For the company to consider you as a suitable candidate for credit, you need to have an excellent credit score that adds confidence and credibility.
You can divide your payments into easy monthly installments through this financing program. Also, you can pay off your debt in full at any time. Like any credit, this type of financing has an effective interest rate for the client. For example, one way to reduce the interest on your payment is to apply for an Apple credit card.
One of the most significant benefits of the Apple credit card is that you will not be charged any interest in your financing for owning it. The higher your credit score, the more access you gain to different offers. You can chat with customer service agents on the company’s official website to access such discounts.
What is the credit score you need to have to get Apple financing?
Although the company does not mention a specific score on its digital platform, it does clarify that you are “more likely to be approved” if you have a score equal to or above 640 points. That means that you need a high credit score to be approved. Otherwise, you won’t be able to access Apple’s financing plans.
It is estimated that with a minimum score of 600, you will be able to appply for a place within the approved financing. Otherwise, customers are recommended to increase their score to guarantee a place in the credit programs.
How do I increase my points to obtain Apple financing?
If you don’t have a high credit score but you need the company’s financing to get an Apple product, you can follow these tips to raise your score.
- Eliminate your negative points: All the negative items that accumulate on your credit record are due to late payments, debts, court sentences, foreclosures, repossessions, charge-offs, bankruptcies, mortgages, etc.
- Apply for an Apple credit card: Having an Apple credit card improves your points and cancels interest on your payments to the financing plan. Remember that you must also meet specific requirements to get the card.
How to apply for an Apple credit card?
Regardless of whether you will apply for the financing plan or not, having an Apple credit card is ideal to enjoy promotions, discounts, and immediate access to the products of your choice.
The company has some criteria to define when a citizen can opt for a credit card. The application requirements are:
- To be over 18 years old.
- To be a U.S. citizen or legally reside within the United States.
- To use a two-factor authentication of your Apple ID.
- To sign in to iCloud with your Apple ID.
- If you have a blockage on your credit report, you must lift it before applying.
- Copy of a photo ID, such as a driver’s license.
Under what conditions could your application be rejected?
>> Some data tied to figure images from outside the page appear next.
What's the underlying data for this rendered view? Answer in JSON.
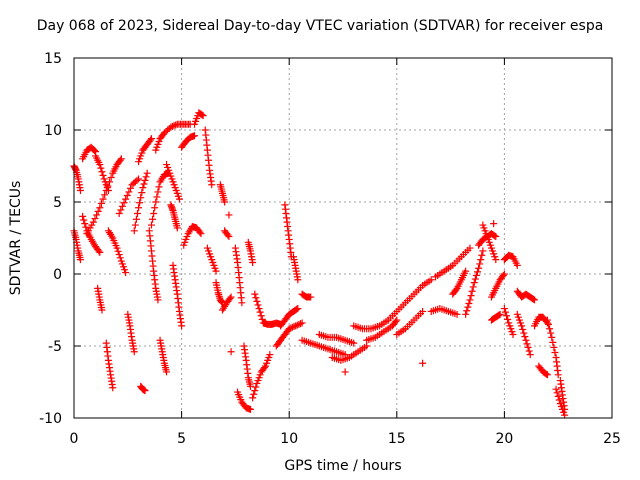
{
  "chart_data": {
    "type": "scatter",
    "title": "Day 068 of 2023, Sidereal Day-to-day VTEC variation (SDTVAR) for receiver espa",
    "xlabel": "GPS time / hours",
    "ylabel": "SDTVAR / TECUs",
    "xlim": [
      0,
      25
    ],
    "ylim": [
      -10,
      15
    ],
    "xticks": [
      0,
      5,
      10,
      15,
      20,
      25
    ],
    "yticks": [
      -10,
      -5,
      0,
      5,
      10,
      15
    ],
    "grid": true,
    "marker": "+",
    "colors": {
      "points": "#ff0000",
      "grid": "#a0a0a0",
      "axis": "#000000"
    },
    "tracks": [
      {
        "x": [
          0.0,
          0.1,
          0.2,
          0.3
        ],
        "y": [
          7.5,
          7.2,
          6.6,
          5.8
        ]
      },
      {
        "x": [
          0.0,
          0.1,
          0.2,
          0.3
        ],
        "y": [
          3.0,
          2.4,
          1.6,
          1.0
        ]
      },
      {
        "x": [
          0.4,
          0.6,
          0.8,
          1.0
        ],
        "y": [
          8.0,
          8.6,
          8.8,
          8.5
        ]
      },
      {
        "x": [
          0.4,
          0.6,
          0.8,
          1.0,
          1.2
        ],
        "y": [
          4.0,
          3.0,
          2.4,
          1.9,
          1.5
        ]
      },
      {
        "x": [
          0.6,
          0.9,
          1.2,
          1.5,
          1.8,
          2.0,
          2.2
        ],
        "y": [
          2.8,
          3.6,
          4.6,
          5.8,
          7.0,
          7.6,
          8.0
        ]
      },
      {
        "x": [
          1.0,
          1.2,
          1.4,
          1.6
        ],
        "y": [
          8.2,
          7.6,
          6.6,
          5.8
        ]
      },
      {
        "x": [
          1.1,
          1.2,
          1.3
        ],
        "y": [
          -1.0,
          -1.8,
          -2.5
        ]
      },
      {
        "x": [
          1.5,
          1.6,
          1.7,
          1.8
        ],
        "y": [
          -4.8,
          -6.0,
          -7.0,
          -7.9
        ]
      },
      {
        "x": [
          1.6,
          1.8,
          2.0,
          2.2,
          2.4
        ],
        "y": [
          3.0,
          2.5,
          1.8,
          0.9,
          0.1
        ]
      },
      {
        "x": [
          2.1,
          2.4,
          2.7,
          3.0
        ],
        "y": [
          4.2,
          5.2,
          6.2,
          6.6
        ]
      },
      {
        "x": [
          2.5,
          2.6,
          2.7,
          2.8
        ],
        "y": [
          -2.8,
          -3.6,
          -4.6,
          -5.4
        ]
      },
      {
        "x": [
          2.8,
          3.0,
          3.2,
          3.4
        ],
        "y": [
          3.0,
          4.6,
          6.0,
          7.0
        ]
      },
      {
        "x": [
          3.1,
          3.2,
          3.3
        ],
        "y": [
          -7.8,
          -8.0,
          -8.1
        ]
      },
      {
        "x": [
          3.0,
          3.2,
          3.4,
          3.6
        ],
        "y": [
          7.8,
          8.6,
          9.0,
          9.4
        ]
      },
      {
        "x": [
          3.5,
          3.6,
          3.7,
          3.8,
          3.9
        ],
        "y": [
          3.0,
          1.6,
          0.2,
          -1.0,
          -1.8
        ]
      },
      {
        "x": [
          3.6,
          3.8,
          4.0,
          4.2,
          4.4
        ],
        "y": [
          3.4,
          5.0,
          6.4,
          6.9,
          7.0
        ]
      },
      {
        "x": [
          3.8,
          4.0,
          4.2,
          4.5,
          4.8,
          5.1,
          5.4
        ],
        "y": [
          8.6,
          9.4,
          9.8,
          10.2,
          10.4,
          10.4,
          10.4
        ]
      },
      {
        "x": [
          4.0,
          4.1,
          4.2,
          4.3
        ],
        "y": [
          -4.6,
          -5.4,
          -6.2,
          -6.8
        ]
      },
      {
        "x": [
          4.3,
          4.5,
          4.7,
          4.9
        ],
        "y": [
          7.6,
          6.8,
          6.0,
          5.2
        ]
      },
      {
        "x": [
          4.5,
          4.6,
          4.7,
          4.8
        ],
        "y": [
          4.8,
          4.4,
          3.8,
          3.2
        ]
      },
      {
        "x": [
          4.6,
          4.7,
          4.8,
          4.9,
          5.0
        ],
        "y": [
          0.6,
          -0.4,
          -1.4,
          -2.6,
          -3.6
        ]
      },
      {
        "x": [
          5.0,
          5.2,
          5.4,
          5.6
        ],
        "y": [
          8.8,
          9.2,
          9.5,
          9.6
        ]
      },
      {
        "x": [
          5.1,
          5.3,
          5.5,
          5.7,
          5.9
        ],
        "y": [
          2.0,
          2.8,
          3.3,
          3.2,
          2.8
        ]
      },
      {
        "x": [
          5.6,
          5.8,
          6.0
        ],
        "y": [
          10.4,
          11.2,
          11.0
        ]
      },
      {
        "x": [
          6.1,
          6.2,
          6.3,
          6.4
        ],
        "y": [
          10.0,
          8.6,
          7.2,
          6.2
        ]
      },
      {
        "x": [
          6.2,
          6.4,
          6.6
        ],
        "y": [
          1.8,
          1.0,
          0.2
        ]
      },
      {
        "x": [
          6.6,
          6.7,
          6.8,
          6.9
        ],
        "y": [
          -0.6,
          -1.3,
          -1.8,
          -2.0
        ]
      },
      {
        "x": [
          6.8,
          6.9,
          7.0
        ],
        "y": [
          6.2,
          5.6,
          5.0
        ]
      },
      {
        "x": [
          6.9,
          7.1,
          7.3
        ],
        "y": [
          -2.5,
          -2.0,
          -1.6
        ]
      },
      {
        "x": [
          7.0,
          7.2
        ],
        "y": [
          3.0,
          2.6
        ]
      },
      {
        "x": [
          7.2
        ],
        "y": [
          4.1
        ]
      },
      {
        "x": [
          7.3
        ],
        "y": [
          -5.4
        ]
      },
      {
        "x": [
          7.5,
          7.6,
          7.7,
          7.8
        ],
        "y": [
          1.8,
          0.8,
          -0.6,
          -2.0
        ]
      },
      {
        "x": [
          7.6,
          7.8,
          8.0,
          8.2
        ],
        "y": [
          -8.2,
          -8.9,
          -9.3,
          -9.4
        ]
      },
      {
        "x": [
          7.9,
          8.0,
          8.1,
          8.2
        ],
        "y": [
          -5.0,
          -6.0,
          -7.2,
          -7.8
        ]
      },
      {
        "x": [
          8.1,
          8.2,
          8.3
        ],
        "y": [
          2.2,
          1.6,
          0.8
        ]
      },
      {
        "x": [
          8.4,
          8.6,
          8.8,
          9.0,
          9.2,
          9.4,
          9.6
        ],
        "y": [
          -1.4,
          -2.4,
          -3.4,
          -3.5,
          -3.5,
          -3.4,
          -3.5
        ]
      },
      {
        "x": [
          8.3,
          8.5,
          8.7,
          8.9,
          9.1
        ],
        "y": [
          -8.6,
          -7.6,
          -6.8,
          -6.4,
          -5.6
        ]
      },
      {
        "x": [
          9.6,
          9.8,
          10.0,
          10.2,
          10.4
        ],
        "y": [
          -3.6,
          -3.2,
          -2.8,
          -2.6,
          -2.4
        ]
      },
      {
        "x": [
          9.8,
          9.9,
          10.0,
          10.1
        ],
        "y": [
          4.8,
          3.6,
          2.4,
          1.2
        ]
      },
      {
        "x": [
          10.2,
          10.3,
          10.4
        ],
        "y": [
          1.2,
          0.4,
          -0.4
        ]
      },
      {
        "x": [
          9.4,
          9.6,
          9.8,
          10.0,
          10.3,
          10.6
        ],
        "y": [
          -5.0,
          -4.6,
          -4.2,
          -3.8,
          -3.6,
          -3.4
        ]
      },
      {
        "x": [
          10.6,
          10.8,
          11.0
        ],
        "y": [
          -1.4,
          -1.6,
          -1.6
        ]
      },
      {
        "x": [
          10.6,
          11.0,
          11.4,
          11.8,
          12.2,
          12.6
        ],
        "y": [
          -4.6,
          -4.8,
          -5.0,
          -5.2,
          -5.4,
          -5.6
        ]
      },
      {
        "x": [
          11.4,
          11.8,
          12.2,
          12.6,
          13.0
        ],
        "y": [
          -4.2,
          -4.4,
          -4.4,
          -4.6,
          -4.8
        ]
      },
      {
        "x": [
          12.0,
          12.4,
          12.8,
          13.2,
          13.6
        ],
        "y": [
          -5.8,
          -6.0,
          -5.8,
          -5.4,
          -5.0
        ]
      },
      {
        "x": [
          12.6
        ],
        "y": [
          -6.8
        ]
      },
      {
        "x": [
          13.0,
          13.4,
          13.8,
          14.2,
          14.6
        ],
        "y": [
          -3.6,
          -3.8,
          -3.8,
          -3.6,
          -3.2
        ]
      },
      {
        "x": [
          13.6,
          14.0,
          14.4,
          14.8,
          15.0
        ],
        "y": [
          -4.6,
          -4.4,
          -4.0,
          -3.6,
          -3.2
        ]
      },
      {
        "x": [
          14.6,
          15.0,
          15.4,
          15.8,
          16.2,
          16.6
        ],
        "y": [
          -3.2,
          -2.6,
          -2.0,
          -1.4,
          -0.8,
          -0.4
        ]
      },
      {
        "x": [
          15.0,
          15.4,
          15.8,
          16.2
        ],
        "y": [
          -4.2,
          -3.8,
          -3.2,
          -2.6
        ]
      },
      {
        "x": [
          16.2
        ],
        "y": [
          -6.2
        ]
      },
      {
        "x": [
          16.6,
          17.0,
          17.4,
          17.8
        ],
        "y": [
          -2.6,
          -2.4,
          -2.6,
          -2.8
        ]
      },
      {
        "x": [
          16.8,
          17.2,
          17.6,
          18.0,
          18.4
        ],
        "y": [
          -0.2,
          0.2,
          0.6,
          1.2,
          1.8
        ]
      },
      {
        "x": [
          17.6,
          17.8,
          18.0,
          18.2
        ],
        "y": [
          -1.4,
          -1.0,
          -0.4,
          0.2
        ]
      },
      {
        "x": [
          18.2,
          18.4,
          18.6,
          18.8,
          19.0
        ],
        "y": [
          -2.8,
          -1.8,
          -0.6,
          0.4,
          1.6
        ]
      },
      {
        "x": [
          18.8,
          19.0,
          19.2,
          19.4,
          19.6
        ],
        "y": [
          2.0,
          2.4,
          2.6,
          2.8,
          2.6
        ]
      },
      {
        "x": [
          19.0,
          19.2,
          19.4,
          19.6
        ],
        "y": [
          3.4,
          2.6,
          1.8,
          1.0
        ]
      },
      {
        "x": [
          19.5
        ],
        "y": [
          3.5
        ]
      },
      {
        "x": [
          19.4,
          19.6,
          19.8,
          20.0
        ],
        "y": [
          -1.6,
          -1.0,
          -0.4,
          0.0
        ]
      },
      {
        "x": [
          19.4,
          19.6,
          19.8
        ],
        "y": [
          -3.2,
          -3.0,
          -2.8
        ]
      },
      {
        "x": [
          20.0,
          20.2,
          20.4,
          20.6
        ],
        "y": [
          1.0,
          1.3,
          1.2,
          0.6
        ]
      },
      {
        "x": [
          20.0,
          20.2,
          20.4
        ],
        "y": [
          -2.4,
          -3.4,
          -4.2
        ]
      },
      {
        "x": [
          20.6,
          20.8,
          21.0,
          21.2,
          21.4
        ],
        "y": [
          -1.2,
          -1.6,
          -1.4,
          -1.6,
          -1.8
        ]
      },
      {
        "x": [
          20.6,
          20.8,
          21.0,
          21.2
        ],
        "y": [
          -2.8,
          -3.6,
          -4.6,
          -5.6
        ]
      },
      {
        "x": [
          21.4,
          21.6,
          21.8,
          22.0
        ],
        "y": [
          -3.6,
          -3.0,
          -3.0,
          -3.4
        ]
      },
      {
        "x": [
          21.6,
          21.8,
          22.0
        ],
        "y": [
          -6.4,
          -6.8,
          -7.0
        ]
      },
      {
        "x": [
          22.0,
          22.2,
          22.4,
          22.5
        ],
        "y": [
          -3.2,
          -4.4,
          -5.8,
          -7.0
        ]
      },
      {
        "x": [
          22.4,
          22.6,
          22.8
        ],
        "y": [
          -8.0,
          -9.0,
          -9.8
        ]
      },
      {
        "x": [
          22.6,
          22.7,
          22.8
        ],
        "y": [
          -7.4,
          -8.4,
          -9.4
        ]
      }
    ]
  }
}
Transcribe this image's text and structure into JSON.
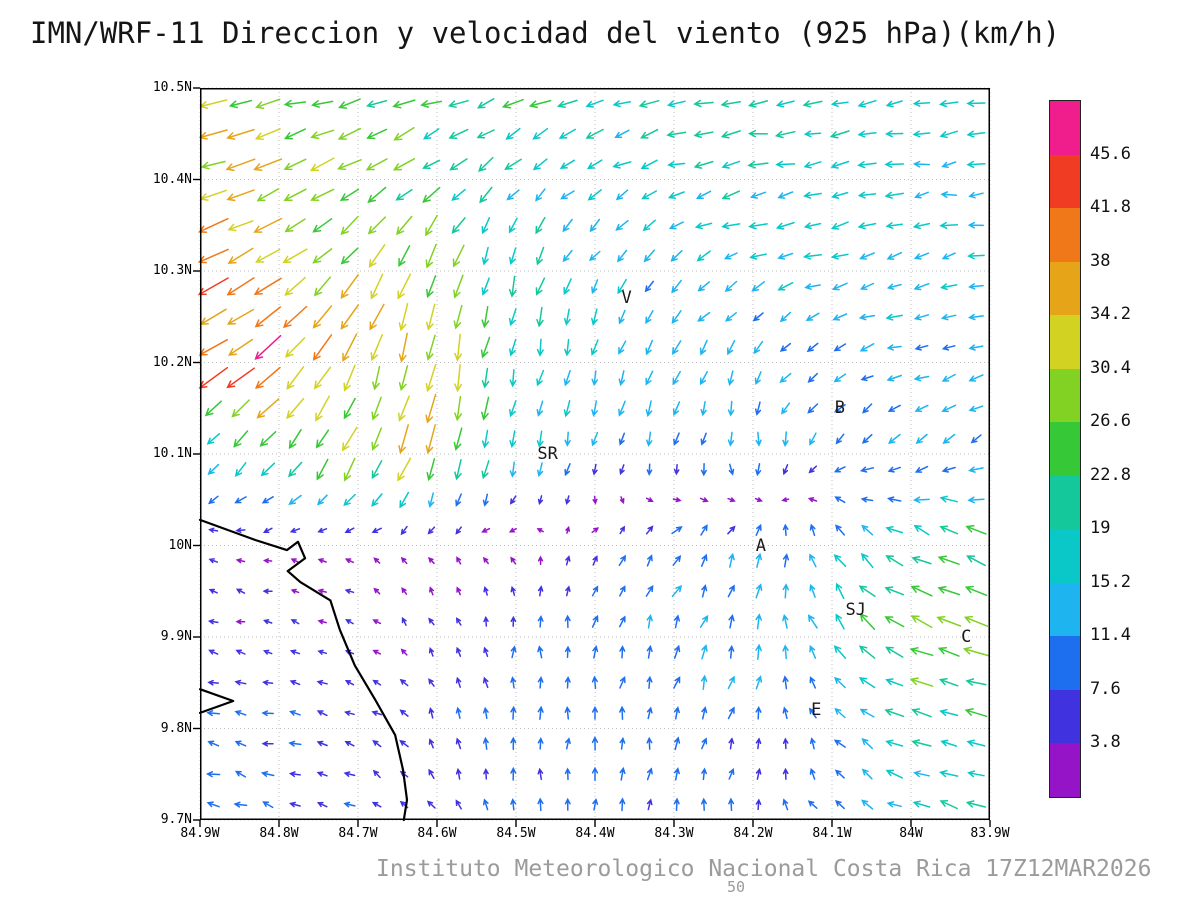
{
  "title": "IMN/WRF-11 Direccion y velocidad del viento (925 hPa)(km/h)",
  "caption": "Instituto Meteorologico Nacional Costa Rica 17Z12MAR2026",
  "footnote": "50",
  "chart_data": {
    "type": "quiver",
    "title": "IMN/WRF-11 Direccion y velocidad del viento (925 hPa)(km/h)",
    "units": "km/h",
    "pressure_level": "925 hPa",
    "valid_time": "17Z12MAR2026",
    "x_axis": {
      "range": [
        -84.9,
        -83.9
      ],
      "ticks": [
        {
          "value": -84.9,
          "label": "84.9W"
        },
        {
          "value": -84.8,
          "label": "84.8W"
        },
        {
          "value": -84.7,
          "label": "84.7W"
        },
        {
          "value": -84.6,
          "label": "84.6W"
        },
        {
          "value": -84.5,
          "label": "84.5W"
        },
        {
          "value": -84.4,
          "label": "84.4W"
        },
        {
          "value": -84.3,
          "label": "84.3W"
        },
        {
          "value": -84.2,
          "label": "84.2W"
        },
        {
          "value": -84.1,
          "label": "84.1W"
        },
        {
          "value": -84.0,
          "label": "84W"
        },
        {
          "value": -83.9,
          "label": "83.9W"
        }
      ]
    },
    "y_axis": {
      "range": [
        9.7,
        10.5
      ],
      "ticks": [
        {
          "value": 10.5,
          "label": "10.5N"
        },
        {
          "value": 10.4,
          "label": "10.4N"
        },
        {
          "value": 10.3,
          "label": "10.3N"
        },
        {
          "value": 10.2,
          "label": "10.2N"
        },
        {
          "value": 10.1,
          "label": "10.1N"
        },
        {
          "value": 10.0,
          "label": "10N"
        },
        {
          "value": 9.9,
          "label": "9.9N"
        },
        {
          "value": 9.8,
          "label": "9.8N"
        },
        {
          "value": 9.7,
          "label": "9.7N"
        }
      ]
    },
    "colorbar": {
      "levels": [
        3.8,
        7.6,
        11.4,
        15.2,
        19,
        22.8,
        26.6,
        30.4,
        34.2,
        38,
        41.8,
        45.6
      ],
      "labels": [
        "45.6",
        "41.8",
        "38",
        "34.2",
        "30.4",
        "26.6",
        "22.8",
        "19",
        "15.2",
        "11.4",
        "7.6",
        "3.8"
      ],
      "colors_low_to_high": [
        "#9614c8",
        "#4132e0",
        "#1e6ef0",
        "#1eb4f0",
        "#0ac8c8",
        "#14c89b",
        "#37c837",
        "#82d223",
        "#d2d223",
        "#e6a519",
        "#f07819",
        "#f03c23",
        "#f01e8c"
      ]
    },
    "stations": [
      {
        "label": "V",
        "lon": -84.36,
        "lat": 10.27
      },
      {
        "label": "B",
        "lon": -84.09,
        "lat": 10.15
      },
      {
        "label": "SR",
        "lon": -84.46,
        "lat": 10.1
      },
      {
        "label": "A",
        "lon": -84.19,
        "lat": 10.0
      },
      {
        "label": "SJ",
        "lon": -84.07,
        "lat": 9.93
      },
      {
        "label": "C",
        "lon": -83.93,
        "lat": 9.9
      },
      {
        "label": "E",
        "lon": -84.12,
        "lat": 9.82
      }
    ],
    "wind_grid": {
      "note": "u=eastward, v=northward wind components in km/h; rows ordered north to south",
      "lons": [
        -84.9,
        -84.8,
        -84.7,
        -84.6,
        -84.5,
        -84.4,
        -84.3,
        -84.2,
        -84.1,
        -84.0,
        -83.9
      ],
      "lats": [
        10.5,
        10.4,
        10.3,
        10.2,
        10.1,
        10.0,
        9.9,
        9.8,
        9.7
      ],
      "u": [
        [
          -28,
          -26,
          -24,
          -22,
          -21,
          -20,
          -19,
          -19,
          -18,
          -17,
          -16
        ],
        [
          -33,
          -30,
          -24,
          -16,
          -12,
          -14,
          -16,
          -18,
          -17,
          -16,
          -15
        ],
        [
          -36,
          -30,
          -18,
          -8,
          -5,
          -7,
          -10,
          -13,
          -15,
          -14,
          -13
        ],
        [
          -38,
          -30,
          -12,
          -5,
          -3,
          -4,
          -6,
          -7,
          -10,
          -12,
          -11
        ],
        [
          -10,
          -14,
          -14,
          -10,
          -4,
          -3,
          -1,
          0,
          -6,
          -10,
          -11
        ],
        [
          -4,
          -3,
          -3,
          -2,
          -2,
          3,
          7,
          5,
          -6,
          -18,
          -22
        ],
        [
          -5,
          -4,
          -3,
          -2,
          0,
          2,
          4,
          4,
          -9,
          -26,
          -26
        ],
        [
          -9,
          -8,
          -6,
          -3,
          -1,
          1,
          2,
          2,
          -5,
          -17,
          -21
        ],
        [
          -9,
          -8,
          -6,
          -3,
          -2,
          0,
          1,
          0,
          -7,
          -15,
          -17
        ]
      ],
      "v": [
        [
          -6,
          -5,
          -5,
          -6,
          -6,
          -5,
          -4,
          -3,
          -2,
          -2,
          -2
        ],
        [
          -12,
          -12,
          -13,
          -14,
          -12,
          -8,
          -5,
          -3,
          -3,
          -2,
          -2
        ],
        [
          -17,
          -20,
          -24,
          -26,
          -18,
          -12,
          -8,
          -5,
          -4,
          -3,
          -3
        ],
        [
          -22,
          -30,
          -30,
          -30,
          -20,
          -14,
          -16,
          -10,
          -5,
          -4,
          -4
        ],
        [
          -6,
          -18,
          -28,
          -30,
          -14,
          -10,
          -10,
          -14,
          -8,
          -6,
          -5
        ],
        [
          1,
          1,
          1,
          2,
          2,
          5,
          9,
          11,
          12,
          10,
          7
        ],
        [
          1,
          1,
          2,
          4,
          8,
          10,
          11,
          12,
          14,
          12,
          6
        ],
        [
          2,
          2,
          2,
          6,
          9,
          10,
          9,
          8,
          7,
          6,
          3
        ],
        [
          3,
          3,
          3,
          5,
          8,
          9,
          8,
          8,
          7,
          6,
          5
        ]
      ]
    },
    "coastline": [
      [
        [
          -84.9,
          10.028
        ],
        [
          -84.83,
          10.006
        ],
        [
          -84.79,
          9.995
        ],
        [
          -84.776,
          10.004
        ],
        [
          -84.767,
          9.986
        ],
        [
          -84.789,
          9.972
        ],
        [
          -84.773,
          9.96
        ],
        [
          -84.735,
          9.94
        ],
        [
          -84.723,
          9.908
        ],
        [
          -84.704,
          9.869
        ],
        [
          -84.678,
          9.831
        ],
        [
          -84.653,
          9.793
        ],
        [
          -84.643,
          9.755
        ],
        [
          -84.638,
          9.722
        ],
        [
          -84.642,
          9.7
        ]
      ],
      [
        [
          -84.9,
          9.843
        ],
        [
          -84.858,
          9.83
        ],
        [
          -84.9,
          9.817
        ]
      ]
    ]
  }
}
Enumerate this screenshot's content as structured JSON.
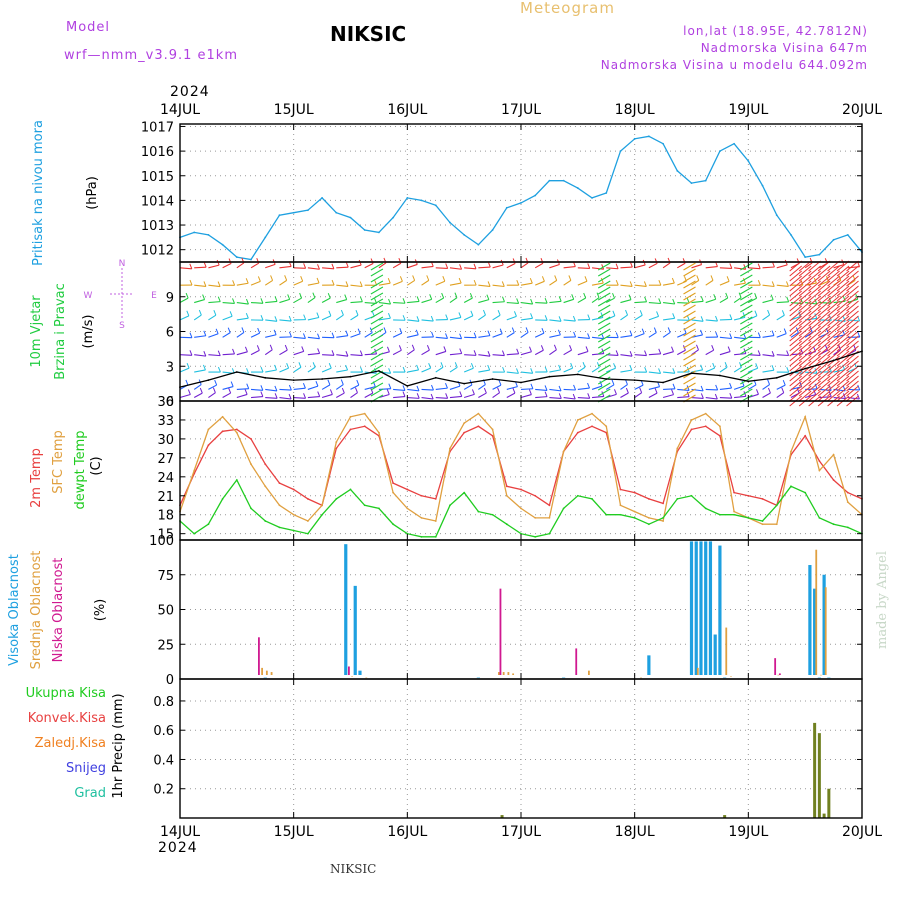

Apple’s affordability evaluators look at many conditions before approving your application. To do so, they rely on a set of rules set by the company to coordinate their financing. Any one of these conditions would trigger an immediate cancellation of your application:
- Overdue debt or outstanding payments.
- You are in arrears or have recently been late on any of your payments.
- Your checking account was closed by the bank.
- You have two or more recently past due debts unrelated to medical expenses.
- Negative public records
- You have penalties for taxes not paid on time.
- You have a court sentence against you.
- Recent bankruptcy
- Your property was recently foreclosed.
- If you have debts or your income is not sufficient to make monthly loan payments.
- You do not have sufficient income to assume the responsibility after getting out of debt.
- Your debts are more significant than your monthly income.
- You have used all of your credit card lines in the last three months and opened many new credit accounts.
- You apply for credit cards or loans very frequently.
- You have a large number of recent credit card applications.
- Your credit score is low.
- You have a credit score below 600.